In the afternoon, we hired a taxi and set off for local sight seeing. It had started to drizzle. Kalimpong is a congested little town in want of urgent road repair. Drives are invariably bumpy and bone rattling. Our first stop was the Pineview Nursery. Nurseries normally house blossoms. This one was different in the sense that this was home to a wide variety of cacti. They came in various shapes ranging from drums to gourds. Like everything in the hills, this nursery too is neatly manicured and pretty well maintained. This too faces the hills and one gets to see the enchanting view of the hide and seek of mist and sunlight, a common phenomenon here.

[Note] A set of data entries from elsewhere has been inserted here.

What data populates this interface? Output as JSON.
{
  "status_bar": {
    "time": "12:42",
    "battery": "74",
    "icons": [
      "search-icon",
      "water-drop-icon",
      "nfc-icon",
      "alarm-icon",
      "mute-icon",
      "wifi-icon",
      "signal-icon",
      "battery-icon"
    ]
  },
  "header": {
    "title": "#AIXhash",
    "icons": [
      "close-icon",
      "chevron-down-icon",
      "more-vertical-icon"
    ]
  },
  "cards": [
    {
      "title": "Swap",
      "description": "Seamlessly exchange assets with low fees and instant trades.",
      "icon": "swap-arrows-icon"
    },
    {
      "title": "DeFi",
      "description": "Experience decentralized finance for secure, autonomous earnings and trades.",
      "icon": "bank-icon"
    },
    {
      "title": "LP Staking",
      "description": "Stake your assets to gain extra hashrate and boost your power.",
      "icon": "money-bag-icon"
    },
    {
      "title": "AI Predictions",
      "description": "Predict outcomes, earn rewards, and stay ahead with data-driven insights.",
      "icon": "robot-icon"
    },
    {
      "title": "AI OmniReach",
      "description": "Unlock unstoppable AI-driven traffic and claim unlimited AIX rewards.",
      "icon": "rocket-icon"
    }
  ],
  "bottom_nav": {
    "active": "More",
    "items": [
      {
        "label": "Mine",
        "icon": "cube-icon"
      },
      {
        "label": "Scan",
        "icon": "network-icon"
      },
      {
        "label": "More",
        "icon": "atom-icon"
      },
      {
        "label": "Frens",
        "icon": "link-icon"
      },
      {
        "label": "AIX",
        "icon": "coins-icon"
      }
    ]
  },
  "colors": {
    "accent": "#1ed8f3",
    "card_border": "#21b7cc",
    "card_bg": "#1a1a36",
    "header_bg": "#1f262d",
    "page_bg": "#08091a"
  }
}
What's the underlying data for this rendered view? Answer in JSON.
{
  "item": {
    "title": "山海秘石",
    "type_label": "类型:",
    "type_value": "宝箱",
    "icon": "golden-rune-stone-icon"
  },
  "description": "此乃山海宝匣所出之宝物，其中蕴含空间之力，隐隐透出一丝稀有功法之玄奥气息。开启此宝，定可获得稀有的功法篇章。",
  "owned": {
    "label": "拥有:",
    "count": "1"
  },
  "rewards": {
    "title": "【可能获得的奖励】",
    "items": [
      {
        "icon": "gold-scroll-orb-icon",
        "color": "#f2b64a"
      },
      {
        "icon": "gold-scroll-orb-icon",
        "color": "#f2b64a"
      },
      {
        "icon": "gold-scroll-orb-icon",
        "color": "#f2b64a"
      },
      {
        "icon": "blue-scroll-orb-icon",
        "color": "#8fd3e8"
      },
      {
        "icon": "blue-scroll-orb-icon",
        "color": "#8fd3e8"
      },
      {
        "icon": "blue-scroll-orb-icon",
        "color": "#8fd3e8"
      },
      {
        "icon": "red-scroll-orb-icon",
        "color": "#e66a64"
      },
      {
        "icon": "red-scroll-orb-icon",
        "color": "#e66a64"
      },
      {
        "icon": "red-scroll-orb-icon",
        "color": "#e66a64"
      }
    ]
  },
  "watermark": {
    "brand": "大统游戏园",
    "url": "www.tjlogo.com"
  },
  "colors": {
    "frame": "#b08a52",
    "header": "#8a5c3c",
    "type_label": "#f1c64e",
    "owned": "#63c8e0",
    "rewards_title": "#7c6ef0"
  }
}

From the nursery we headed to the golf course. Clothed in verdant green, that looked all the more green after the showers, this sprawled across a swathe of land. Interestingly, in spite of the undulating topography, this made for a picture-perfect golf course. Inaugurated in 1973, it was conceived by Maj Gen Dalbir Singh.

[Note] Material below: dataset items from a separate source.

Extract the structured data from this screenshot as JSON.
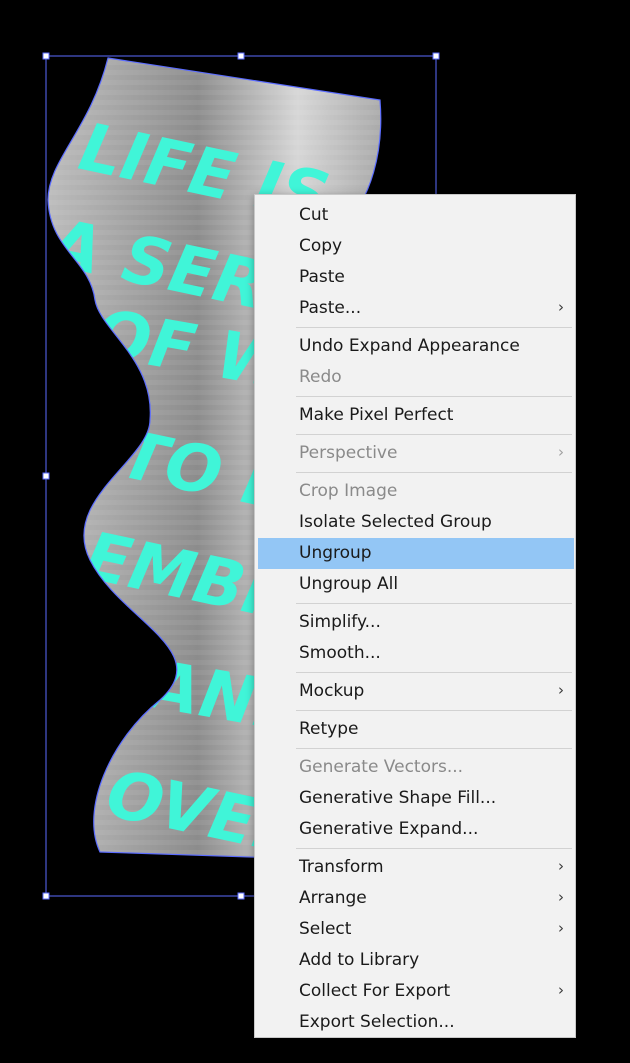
{
  "artwork": {
    "lines": [
      "LIFE IS",
      "A SERIES",
      "OF WAVES",
      "TO BE",
      "EMBRACED",
      "AND",
      "OVERCOME"
    ],
    "text_color": "#40f5d8",
    "ribbon_light": "#d6d6d6",
    "ribbon_dark": "#8c8c8c",
    "selection_color": "#5b6cff"
  },
  "context_menu": {
    "highlight_color": "#93c6f5",
    "items": [
      {
        "label": "Cut",
        "enabled": true,
        "submenu": false
      },
      {
        "label": "Copy",
        "enabled": true,
        "submenu": false
      },
      {
        "label": "Paste",
        "enabled": true,
        "submenu": false
      },
      {
        "label": "Paste...",
        "enabled": true,
        "submenu": true
      },
      {
        "label": "Undo Expand Appearance",
        "enabled": true,
        "submenu": false
      },
      {
        "label": "Redo",
        "enabled": false,
        "submenu": false
      },
      {
        "label": "Make Pixel Perfect",
        "enabled": true,
        "submenu": false
      },
      {
        "label": "Perspective",
        "enabled": false,
        "submenu": true
      },
      {
        "label": "Crop Image",
        "enabled": false,
        "submenu": false
      },
      {
        "label": "Isolate Selected Group",
        "enabled": true,
        "submenu": false
      },
      {
        "label": "Ungroup",
        "enabled": true,
        "submenu": false,
        "highlighted": true
      },
      {
        "label": "Ungroup All",
        "enabled": true,
        "submenu": false
      },
      {
        "label": "Simplify...",
        "enabled": true,
        "submenu": false
      },
      {
        "label": "Smooth...",
        "enabled": true,
        "submenu": false
      },
      {
        "label": "Mockup",
        "enabled": true,
        "submenu": true
      },
      {
        "label": "Retype",
        "enabled": true,
        "submenu": false
      },
      {
        "label": "Generate Vectors...",
        "enabled": false,
        "submenu": false
      },
      {
        "label": "Generative Shape Fill...",
        "enabled": true,
        "submenu": false
      },
      {
        "label": "Generative Expand...",
        "enabled": true,
        "submenu": false
      },
      {
        "label": "Transform",
        "enabled": true,
        "submenu": true
      },
      {
        "label": "Arrange",
        "enabled": true,
        "submenu": true
      },
      {
        "label": "Select",
        "enabled": true,
        "submenu": true
      },
      {
        "label": "Add to Library",
        "enabled": true,
        "submenu": false
      },
      {
        "label": "Collect For Export",
        "enabled": true,
        "submenu": true
      },
      {
        "label": "Export Selection...",
        "enabled": true,
        "submenu": false
      }
    ],
    "icons": {
      "submenu": "chevron-right-icon"
    }
  }
}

From the golf course we set off for the Durbin Monastery. This is a three-storied monastery. Like all other monasteries this one too had a similar architecture with the customary prayer wheels at the entrance. However the view from the top was beautiful, more so due to the cold breeze and the floating mist-like cloud.

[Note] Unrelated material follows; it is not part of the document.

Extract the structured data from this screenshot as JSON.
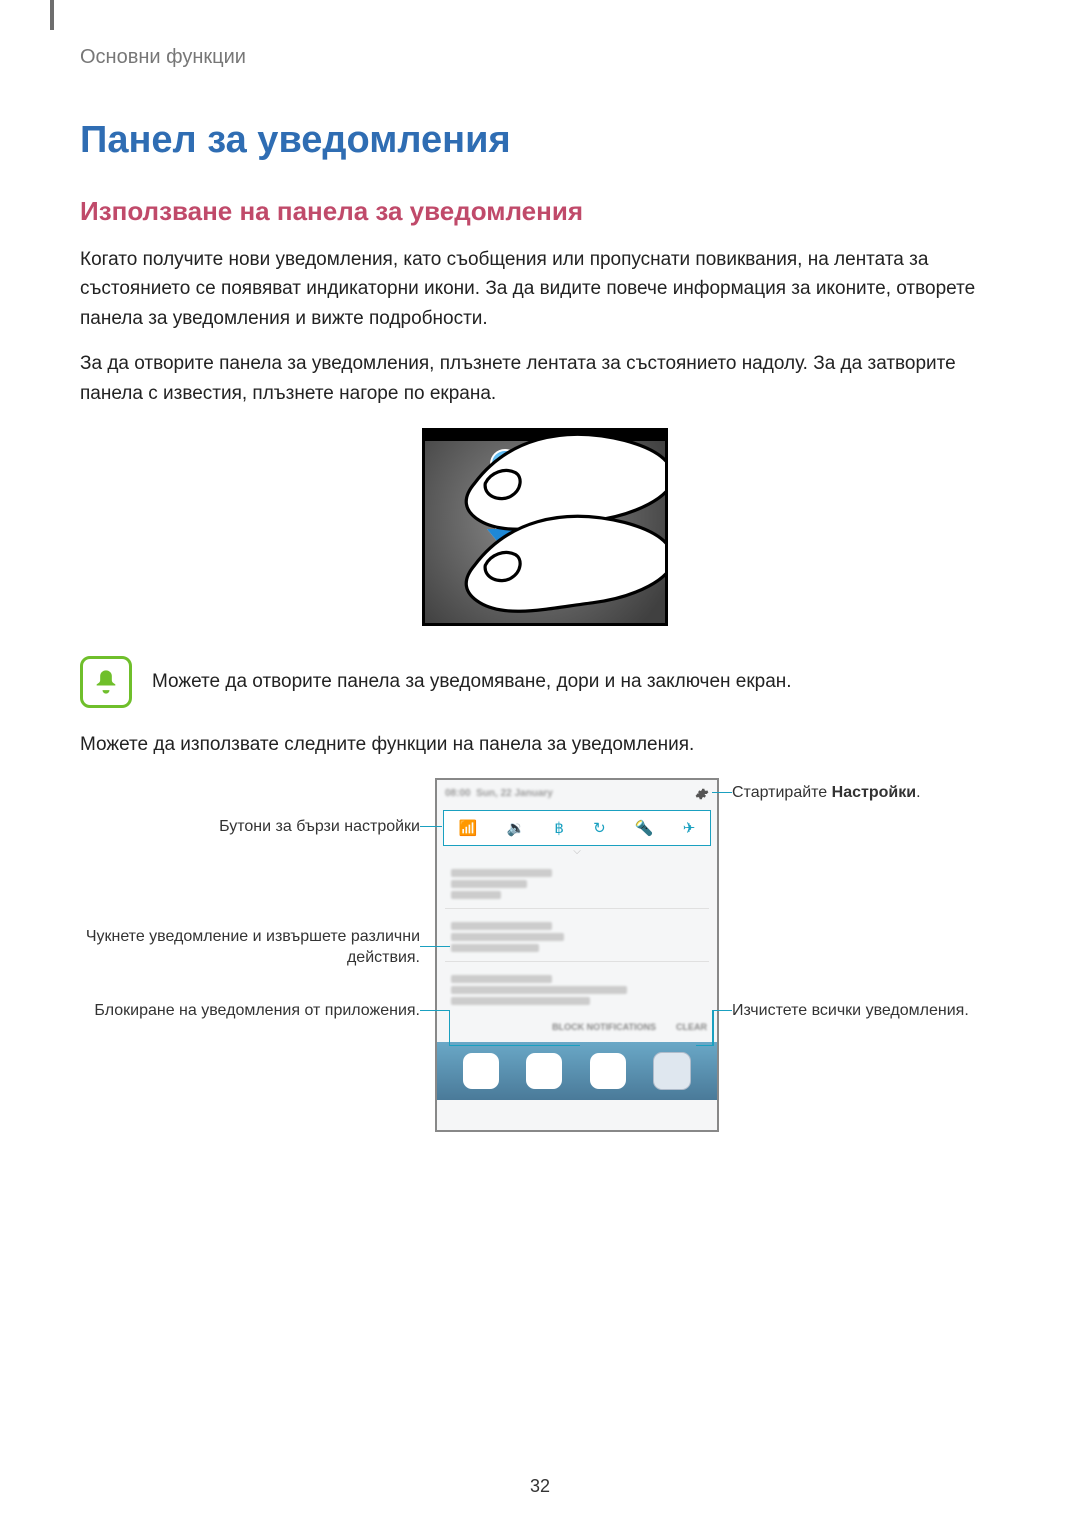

From here we went to the Nature Interpretation Centre. This was more like a museum with huge life-size photos of animals and birds.
That evening we went for a walk around our hotel. We had walked just a few steps along the highway when we got to witness one of the most beautiful sunsets ever. There was a clearing along the trees and bushes that lined the road. The clearing overlooked the Teesta snaking down the Himalayas. The clouds had just about enveloped the mellow evening sun, when the sun beams struggled to shine through the cloud cover. It was such an ethereal sight that it seemed as though God had drawn the curtain of clouds open just a bit so heaven could bless the earth.
Around 8 that evening it started raining accompanied with strong gusts of wind and thunder showers. This too was my first experience of a thunder shower in a hill station, though I had experienced many a shower before in hills. Kalimpong became cold that night. Dinner, an unlimited buffet, was a sumptuous spread that night. The dining hall faced the twinkling lights of Kalimpong. Each glimmering light resembling a diya of deepavali.
Day 2: (May 30) Early in the morning, after a wholesome breakfast, we headed to Graham Homes, the famed, British era school of Kalimpong. Being a teacher, this was high on my priority list. But as luck would have it, when we reached the premises, we were told tourists weren't allowed to enter the school campus during school hours. Our driver informed that this was a new rule started only a week back. Hence he too was unaware about the same. All I got to see was the Principal's residence. An English-styled cottage, the quaint two-storied house came complete with a chimney. The Graham Homes campus is sprawling. Not only the school, it has separate quarters for staff as well.
From here we drove towards Deolo. The sun on this day shone gloriously. On the way we also halted at a Hanuman temple to offer our prayers. The Hanuman statue here was gigantic. However the premises is maintained nice and clean.
When we reached Deolo, it was teeming with tourists. Apart from the guest house, Deolo has nicely manicured gardens. Flowers in hues of violet, magenta and pink greeted us. Horses, with playful children as riders, trotted along the concrete pathway that cut across the bed of green grass. The boundary of the campus is lined with swaying pine trees. We seated ourselves in a gazebo built along the boundary. The place was quiet and offered us a good view of the hills.
From here we headed to the hotel. After lunch we retired for a siesta. Around 3 in the afternoon we headed to the local market. It was again crowded with tourists, school students and locals. I can never have enough of momo. So again, for the umpteenth time, I ate momos. Rather I devoured them. Its heavenly taste lingered in my mouth till the evening.
Day 3: (May 31) We started for Lava in the morning. We drove through the tiny but picturesque village of Algarah. The Algarah Road is a birder's paradise' a little watchful and one would be lucky to spot many a specie. Lava is a tiny, congested hill town. Buildings jostle for space in the Lava market area. It was in this market that our hotel was located. This was our second visit to the pace. Hence we had no plan to do the usual tourist sights. Instead we trekked along the path that leads to Rishyap. However if one is interested one can always visit the Neora Valley National Park. The clouds were looming dangerously, threatening to pour any moment. But we wouldn't be deterred. This path is a haven for bird watchers. We spotted verditer flycatcher, red-billed leothrix , laughing thrush and many other species. When the clouds had cleared a little bit we walked to the Lava Monastery. Though situated barely a few metres away the walk can be tiring due to the road being uphill. This monastery is a beautiful structure. It has a cafeteria in its campus and a curio shop. As one enters the premises of the monastery, one is greeted by banners in hues of indigo, crimson, yellow and green fluttering in the breeze. But this time we also got to see something magnificent here. Afar in the hills, the clouds had cleared and lo and behold, the Kanchenjunga was peeping through. Bengalis close this mountain close to heart. Soon word spread and tourists poured in droves. Parents lifted the little to show the majestic sight, others wallowed in the moment. Amidst the chirrup of birds and the animated chatter of tourists evening descended with its curtain of darkness. Just across the road was a tiny eatery. We drank hot cups of tea and ate a steaming hot plate of momo before returning to our hotel.
Day 4: (June 1) We left for Siliguri. We took the Gorubathan way and I would suggest other tourists to do the same. Not only are the tea estates picturesque, its the newly laid asphalt that makes for a lovely drive. As we descended, it gradually became warm that reminded us of the end of our short vacation. But the unforgettable taste of momo still lingers, as does the dream-like sight of floating mist and cloud.